Carlos Pimenta, Jornal i
A afirmação de que a fraude se encontra entre os meios que as empresas multinacionais têm vindo a utilizar para atingir os seus objetivos não chocará ninguém nos dias que correm. Seria possível referir uma miríade de comportamentos recentes deste tipo. Muitos deles foram até levados a cabo por empresas tidas como socialmente responsáveis. O imenso rol de exemplos de tais comportamentos, que vão do caso da Enron às fraudes recentes cometidas por bancos em todo o mundo, passando pela elisão fiscal de numerosas empresas, deveria ser suficiente para inculcar em nós uma atitude de grande suspeição e até cinismo perante a retórica da ética empresarial e da responsabilidade social das empresas.

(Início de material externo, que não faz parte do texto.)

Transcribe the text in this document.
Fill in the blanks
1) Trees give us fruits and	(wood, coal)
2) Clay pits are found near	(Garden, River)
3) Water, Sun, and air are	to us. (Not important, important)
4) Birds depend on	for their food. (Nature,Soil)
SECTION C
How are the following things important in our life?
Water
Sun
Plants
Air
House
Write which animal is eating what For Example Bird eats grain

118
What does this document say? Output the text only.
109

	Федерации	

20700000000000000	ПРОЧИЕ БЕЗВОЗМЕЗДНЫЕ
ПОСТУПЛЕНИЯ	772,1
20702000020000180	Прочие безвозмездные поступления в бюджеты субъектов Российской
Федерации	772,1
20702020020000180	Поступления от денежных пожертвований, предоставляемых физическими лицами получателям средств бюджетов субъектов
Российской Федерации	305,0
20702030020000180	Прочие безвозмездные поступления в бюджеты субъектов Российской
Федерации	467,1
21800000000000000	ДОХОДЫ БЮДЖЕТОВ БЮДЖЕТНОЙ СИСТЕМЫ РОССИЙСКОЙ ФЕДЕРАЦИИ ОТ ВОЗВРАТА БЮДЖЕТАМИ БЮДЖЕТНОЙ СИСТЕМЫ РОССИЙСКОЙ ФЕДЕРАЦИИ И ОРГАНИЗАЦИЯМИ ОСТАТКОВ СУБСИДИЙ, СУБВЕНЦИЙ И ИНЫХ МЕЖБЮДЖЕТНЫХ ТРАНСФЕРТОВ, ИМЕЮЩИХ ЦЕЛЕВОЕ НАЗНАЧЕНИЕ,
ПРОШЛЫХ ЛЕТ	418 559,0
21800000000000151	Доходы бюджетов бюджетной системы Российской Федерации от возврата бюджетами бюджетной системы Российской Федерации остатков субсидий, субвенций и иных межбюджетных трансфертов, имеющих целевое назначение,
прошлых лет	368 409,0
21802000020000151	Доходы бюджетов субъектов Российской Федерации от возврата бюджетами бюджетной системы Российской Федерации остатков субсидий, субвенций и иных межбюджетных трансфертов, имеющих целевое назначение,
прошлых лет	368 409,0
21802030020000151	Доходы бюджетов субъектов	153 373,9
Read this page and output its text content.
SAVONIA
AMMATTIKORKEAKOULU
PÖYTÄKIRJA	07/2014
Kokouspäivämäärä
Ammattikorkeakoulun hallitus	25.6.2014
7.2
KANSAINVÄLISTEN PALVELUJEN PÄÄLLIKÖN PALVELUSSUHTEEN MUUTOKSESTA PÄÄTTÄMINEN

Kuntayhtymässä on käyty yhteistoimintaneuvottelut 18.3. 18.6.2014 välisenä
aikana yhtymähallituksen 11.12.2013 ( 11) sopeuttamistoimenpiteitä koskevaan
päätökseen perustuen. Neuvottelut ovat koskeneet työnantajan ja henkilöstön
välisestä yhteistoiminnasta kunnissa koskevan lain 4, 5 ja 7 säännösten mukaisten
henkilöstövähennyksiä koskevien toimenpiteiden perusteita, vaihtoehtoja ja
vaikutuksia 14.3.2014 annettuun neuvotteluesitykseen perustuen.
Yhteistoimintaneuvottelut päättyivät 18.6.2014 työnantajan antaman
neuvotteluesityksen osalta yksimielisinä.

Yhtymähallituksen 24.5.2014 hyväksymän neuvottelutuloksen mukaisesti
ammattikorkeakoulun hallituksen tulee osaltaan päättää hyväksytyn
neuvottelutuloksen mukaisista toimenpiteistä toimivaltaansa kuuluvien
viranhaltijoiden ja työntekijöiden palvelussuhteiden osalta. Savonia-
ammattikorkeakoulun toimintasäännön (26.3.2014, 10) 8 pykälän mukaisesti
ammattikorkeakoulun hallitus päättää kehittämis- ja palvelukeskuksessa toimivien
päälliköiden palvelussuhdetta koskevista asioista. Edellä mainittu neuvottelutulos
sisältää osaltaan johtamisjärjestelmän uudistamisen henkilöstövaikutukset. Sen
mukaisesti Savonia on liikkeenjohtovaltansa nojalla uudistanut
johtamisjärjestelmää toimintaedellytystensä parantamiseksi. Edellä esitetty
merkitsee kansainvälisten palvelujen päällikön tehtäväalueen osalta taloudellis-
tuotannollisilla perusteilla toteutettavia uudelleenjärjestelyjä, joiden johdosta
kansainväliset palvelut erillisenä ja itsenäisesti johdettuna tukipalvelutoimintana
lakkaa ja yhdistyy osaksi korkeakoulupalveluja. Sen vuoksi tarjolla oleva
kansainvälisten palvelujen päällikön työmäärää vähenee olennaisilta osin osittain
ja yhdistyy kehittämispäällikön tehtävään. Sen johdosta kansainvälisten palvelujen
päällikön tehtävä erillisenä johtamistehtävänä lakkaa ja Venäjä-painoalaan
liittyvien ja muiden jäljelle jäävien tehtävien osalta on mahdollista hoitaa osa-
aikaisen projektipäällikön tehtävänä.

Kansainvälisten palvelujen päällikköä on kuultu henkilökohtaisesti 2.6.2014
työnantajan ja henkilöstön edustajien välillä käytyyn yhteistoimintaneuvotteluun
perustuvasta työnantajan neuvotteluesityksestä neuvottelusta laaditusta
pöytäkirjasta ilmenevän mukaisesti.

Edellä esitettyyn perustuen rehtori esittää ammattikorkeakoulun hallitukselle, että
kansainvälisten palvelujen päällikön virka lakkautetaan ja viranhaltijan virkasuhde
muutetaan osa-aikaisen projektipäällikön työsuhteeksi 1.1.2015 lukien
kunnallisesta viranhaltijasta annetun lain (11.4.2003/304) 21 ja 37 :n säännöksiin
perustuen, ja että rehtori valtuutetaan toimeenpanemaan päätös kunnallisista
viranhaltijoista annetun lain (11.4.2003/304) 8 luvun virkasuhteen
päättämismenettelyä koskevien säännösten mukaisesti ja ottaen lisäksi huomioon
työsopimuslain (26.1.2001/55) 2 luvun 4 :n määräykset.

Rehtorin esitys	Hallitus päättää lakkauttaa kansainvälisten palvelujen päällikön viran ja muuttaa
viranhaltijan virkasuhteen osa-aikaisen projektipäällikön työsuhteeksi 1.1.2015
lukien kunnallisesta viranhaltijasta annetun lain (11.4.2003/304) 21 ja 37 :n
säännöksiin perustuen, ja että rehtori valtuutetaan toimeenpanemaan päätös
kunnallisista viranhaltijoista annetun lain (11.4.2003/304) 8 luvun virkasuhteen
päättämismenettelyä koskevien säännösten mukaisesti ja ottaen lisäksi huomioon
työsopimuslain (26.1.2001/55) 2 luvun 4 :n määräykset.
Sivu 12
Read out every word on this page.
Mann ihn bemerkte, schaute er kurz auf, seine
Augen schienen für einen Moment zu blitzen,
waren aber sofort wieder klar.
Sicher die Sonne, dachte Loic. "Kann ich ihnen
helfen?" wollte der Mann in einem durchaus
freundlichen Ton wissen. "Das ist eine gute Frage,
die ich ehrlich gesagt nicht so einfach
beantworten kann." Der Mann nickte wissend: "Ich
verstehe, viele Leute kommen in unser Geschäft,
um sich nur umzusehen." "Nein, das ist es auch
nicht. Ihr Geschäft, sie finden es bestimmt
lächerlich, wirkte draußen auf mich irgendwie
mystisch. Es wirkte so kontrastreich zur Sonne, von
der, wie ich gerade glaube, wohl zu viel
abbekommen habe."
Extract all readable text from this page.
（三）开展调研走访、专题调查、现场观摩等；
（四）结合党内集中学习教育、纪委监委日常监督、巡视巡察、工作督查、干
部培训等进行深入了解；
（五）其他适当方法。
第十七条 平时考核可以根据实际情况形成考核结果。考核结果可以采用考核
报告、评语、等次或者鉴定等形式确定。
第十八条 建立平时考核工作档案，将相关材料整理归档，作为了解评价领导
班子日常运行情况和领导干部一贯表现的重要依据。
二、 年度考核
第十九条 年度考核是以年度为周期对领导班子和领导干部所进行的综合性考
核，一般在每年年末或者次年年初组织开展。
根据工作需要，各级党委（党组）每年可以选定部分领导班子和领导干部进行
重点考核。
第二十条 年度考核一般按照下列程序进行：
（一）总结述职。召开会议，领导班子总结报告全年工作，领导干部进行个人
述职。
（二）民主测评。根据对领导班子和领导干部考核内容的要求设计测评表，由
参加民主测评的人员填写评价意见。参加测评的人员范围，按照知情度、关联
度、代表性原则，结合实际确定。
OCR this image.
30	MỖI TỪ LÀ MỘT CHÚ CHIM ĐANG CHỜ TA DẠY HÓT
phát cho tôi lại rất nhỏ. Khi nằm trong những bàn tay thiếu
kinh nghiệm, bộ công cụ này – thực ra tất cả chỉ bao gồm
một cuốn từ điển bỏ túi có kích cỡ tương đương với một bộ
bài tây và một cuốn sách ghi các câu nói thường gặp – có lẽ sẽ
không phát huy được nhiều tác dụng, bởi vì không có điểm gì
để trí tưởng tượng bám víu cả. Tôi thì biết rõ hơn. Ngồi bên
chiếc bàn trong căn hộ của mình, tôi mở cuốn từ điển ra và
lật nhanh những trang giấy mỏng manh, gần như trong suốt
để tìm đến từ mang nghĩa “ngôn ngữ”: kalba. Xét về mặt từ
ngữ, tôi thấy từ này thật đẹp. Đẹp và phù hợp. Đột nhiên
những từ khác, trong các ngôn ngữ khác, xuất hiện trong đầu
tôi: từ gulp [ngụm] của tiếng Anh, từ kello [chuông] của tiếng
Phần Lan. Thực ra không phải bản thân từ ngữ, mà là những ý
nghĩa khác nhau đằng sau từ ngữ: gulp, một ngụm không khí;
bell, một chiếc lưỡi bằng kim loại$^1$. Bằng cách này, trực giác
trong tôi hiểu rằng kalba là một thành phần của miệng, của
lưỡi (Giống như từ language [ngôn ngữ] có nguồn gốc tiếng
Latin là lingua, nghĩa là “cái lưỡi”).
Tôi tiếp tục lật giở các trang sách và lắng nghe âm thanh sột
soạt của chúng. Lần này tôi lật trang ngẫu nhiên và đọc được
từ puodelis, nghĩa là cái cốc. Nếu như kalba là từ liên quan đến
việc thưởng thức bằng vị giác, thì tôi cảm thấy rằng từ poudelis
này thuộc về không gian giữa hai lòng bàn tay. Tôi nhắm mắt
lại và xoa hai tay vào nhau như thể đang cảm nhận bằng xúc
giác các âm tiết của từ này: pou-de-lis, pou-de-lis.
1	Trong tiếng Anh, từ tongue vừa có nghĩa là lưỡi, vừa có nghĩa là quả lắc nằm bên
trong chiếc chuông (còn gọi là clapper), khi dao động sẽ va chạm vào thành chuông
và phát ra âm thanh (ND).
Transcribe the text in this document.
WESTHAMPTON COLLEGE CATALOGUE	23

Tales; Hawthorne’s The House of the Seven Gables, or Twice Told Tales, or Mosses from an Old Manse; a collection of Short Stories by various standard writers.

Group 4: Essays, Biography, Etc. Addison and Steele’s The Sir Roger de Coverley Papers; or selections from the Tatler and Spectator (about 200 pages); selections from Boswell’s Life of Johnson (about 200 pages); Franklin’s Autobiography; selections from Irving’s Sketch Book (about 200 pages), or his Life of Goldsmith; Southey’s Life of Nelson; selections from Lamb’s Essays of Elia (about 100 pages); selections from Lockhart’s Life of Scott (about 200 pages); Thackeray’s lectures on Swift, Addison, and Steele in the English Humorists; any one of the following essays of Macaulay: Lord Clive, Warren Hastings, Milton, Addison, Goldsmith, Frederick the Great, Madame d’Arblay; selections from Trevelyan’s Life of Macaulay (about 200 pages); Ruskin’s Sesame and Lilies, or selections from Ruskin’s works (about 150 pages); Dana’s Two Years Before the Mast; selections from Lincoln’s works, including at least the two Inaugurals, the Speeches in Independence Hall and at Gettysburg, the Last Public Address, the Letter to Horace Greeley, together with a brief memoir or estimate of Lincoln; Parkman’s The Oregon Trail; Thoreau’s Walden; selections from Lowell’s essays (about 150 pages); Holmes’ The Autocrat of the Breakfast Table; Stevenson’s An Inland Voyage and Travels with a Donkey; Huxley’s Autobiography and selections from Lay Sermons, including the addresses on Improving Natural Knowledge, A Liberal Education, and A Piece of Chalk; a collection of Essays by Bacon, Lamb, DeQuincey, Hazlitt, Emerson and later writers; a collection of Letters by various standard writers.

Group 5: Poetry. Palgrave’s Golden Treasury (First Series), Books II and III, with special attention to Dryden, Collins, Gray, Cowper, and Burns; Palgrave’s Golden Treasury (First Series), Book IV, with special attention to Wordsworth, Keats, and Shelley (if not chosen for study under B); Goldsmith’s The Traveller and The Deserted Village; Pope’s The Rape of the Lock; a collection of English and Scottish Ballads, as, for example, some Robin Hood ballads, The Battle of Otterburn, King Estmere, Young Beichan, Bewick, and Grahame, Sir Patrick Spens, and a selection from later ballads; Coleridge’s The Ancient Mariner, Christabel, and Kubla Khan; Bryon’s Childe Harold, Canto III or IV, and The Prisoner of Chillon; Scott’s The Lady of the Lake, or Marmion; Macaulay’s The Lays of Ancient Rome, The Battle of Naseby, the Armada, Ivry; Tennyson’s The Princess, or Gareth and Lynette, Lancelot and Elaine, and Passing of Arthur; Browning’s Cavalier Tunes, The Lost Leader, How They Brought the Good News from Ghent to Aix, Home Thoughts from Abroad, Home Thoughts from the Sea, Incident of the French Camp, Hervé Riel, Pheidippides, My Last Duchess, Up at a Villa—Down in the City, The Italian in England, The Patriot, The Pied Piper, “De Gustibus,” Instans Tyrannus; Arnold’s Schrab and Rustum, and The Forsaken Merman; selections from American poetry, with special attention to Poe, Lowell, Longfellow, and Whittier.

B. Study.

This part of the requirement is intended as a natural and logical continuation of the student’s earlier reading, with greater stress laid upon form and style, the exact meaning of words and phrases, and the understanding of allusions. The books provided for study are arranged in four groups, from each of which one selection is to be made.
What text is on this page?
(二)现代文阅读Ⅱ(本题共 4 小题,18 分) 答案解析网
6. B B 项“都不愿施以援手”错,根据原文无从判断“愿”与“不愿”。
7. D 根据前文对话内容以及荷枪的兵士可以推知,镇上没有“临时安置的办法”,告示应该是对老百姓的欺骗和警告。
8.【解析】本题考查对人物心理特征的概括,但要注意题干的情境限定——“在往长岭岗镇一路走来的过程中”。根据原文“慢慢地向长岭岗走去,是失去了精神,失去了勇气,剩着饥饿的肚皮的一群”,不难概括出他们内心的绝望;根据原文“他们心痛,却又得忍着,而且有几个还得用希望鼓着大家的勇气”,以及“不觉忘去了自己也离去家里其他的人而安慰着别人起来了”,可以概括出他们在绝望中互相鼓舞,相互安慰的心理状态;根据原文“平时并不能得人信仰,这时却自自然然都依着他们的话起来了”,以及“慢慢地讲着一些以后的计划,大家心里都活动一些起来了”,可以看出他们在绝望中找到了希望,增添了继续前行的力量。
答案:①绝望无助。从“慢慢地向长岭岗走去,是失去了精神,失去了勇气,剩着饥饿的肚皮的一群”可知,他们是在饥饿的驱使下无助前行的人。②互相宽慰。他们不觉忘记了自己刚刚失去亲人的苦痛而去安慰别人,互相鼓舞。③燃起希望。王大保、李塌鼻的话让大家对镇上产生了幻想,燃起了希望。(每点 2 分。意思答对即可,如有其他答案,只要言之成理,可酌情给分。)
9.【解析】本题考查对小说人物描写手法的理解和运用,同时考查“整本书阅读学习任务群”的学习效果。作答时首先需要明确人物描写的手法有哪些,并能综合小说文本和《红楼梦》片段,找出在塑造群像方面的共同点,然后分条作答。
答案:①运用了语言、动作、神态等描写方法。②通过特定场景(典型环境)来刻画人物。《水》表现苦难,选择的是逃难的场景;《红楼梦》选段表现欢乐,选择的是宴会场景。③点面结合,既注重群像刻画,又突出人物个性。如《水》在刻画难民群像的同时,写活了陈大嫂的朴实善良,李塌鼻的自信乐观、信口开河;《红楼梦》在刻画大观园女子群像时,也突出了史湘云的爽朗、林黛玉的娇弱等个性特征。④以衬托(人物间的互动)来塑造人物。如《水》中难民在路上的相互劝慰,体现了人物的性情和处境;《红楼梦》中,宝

Perante tal rol, é para mim uma enorme surpresa que haja ainda quem pense que as grandes multinacionais possam ser exemplos de cidadania ou que o capitalismo possa salvar alguma coisa. Afinal, não só a Enron era conhecida pelas suas práticas de responsabilidade social e publicava excelentes relatórios sociais e ambientais, como os seus administradores, Ken Lay e Jeffrey Skilling, condenados por fraude em 2006, eram aparentemente fervorosos promotores da ética empresarial e da responsabilidade social das empresas.
Relativamente aos inúmeros casos de fraude e corrupção de responsabilidade dos maiores bancos mundiais, o caso da manipulação da Libor pelo Barclays é provavelmente o melhor conhecido. Ora, o Barclays gozava de uma sólida reputação de ser socialmente responsável e publica regularmente relatórios de cidadania empresarial (basta consultar a sua página web: http://group.barclays.com/about-barclays/citizenship). O caso do Goldman Sachs é muito semelhante ao do Barclays. O papel nefasto desempenhado por este banco na crise financeira de 2008 e na crise grega não é coerente com a imagem de cidadania empresarial que tenta fazer passar (consulte-se a página web deste banco: http://www.goldmansachs.com/citizenship/). Até as agências de rating publicam relatórios de responsabilidade social.
Há quem considere na Comissão Europeia que o recurso a práticas de planeamento fiscal agressivo por parte das empresas não é coerente com a noção de responsabilidade social das empresas. Não obstante, como descrito num relatório recente de um centro para investigação das actividade das multinacionais baseado na Holanda, o SOMO, 19 das 20 maiores multinacionais portuguesas, incluindo a EDP, líder mundial das Utilities nos índices Dow Jones de Sustentabilidade, recorrem actualmente a empresas-fachada na Holanda para reduzirem ao mínimo possível os impostos a pagar. Todas estas empresas são seguramente “socialmente responsáveis”, pelo menos a avaliar pela sua associação ao Conselho Empresarial para o Desenvolvimento Sustentável (BCSD – Portugal) e pela publicação de sofisticados relatórios de sustentabilidade por parte da maioria delas, os quais são também disponibilizados na página web daquela organização.
Entre as muitas afirmações que são atribuídas a Marx (o comediante, não o cientista social), a seguinte parece ser uma das que melhor se aplica à nossa realidade: “Os segredos do sucesso nos negócios são a honestidade e a transparência. Se for capaz de as fingir, você conseguiu.” Pelo menos, durante algum tempo. Afinal, parece que a ética e a responsabilidade social empresariais são tratadas pelas multinacionais como se de qualquer outro tipo de estratégia se tratassem.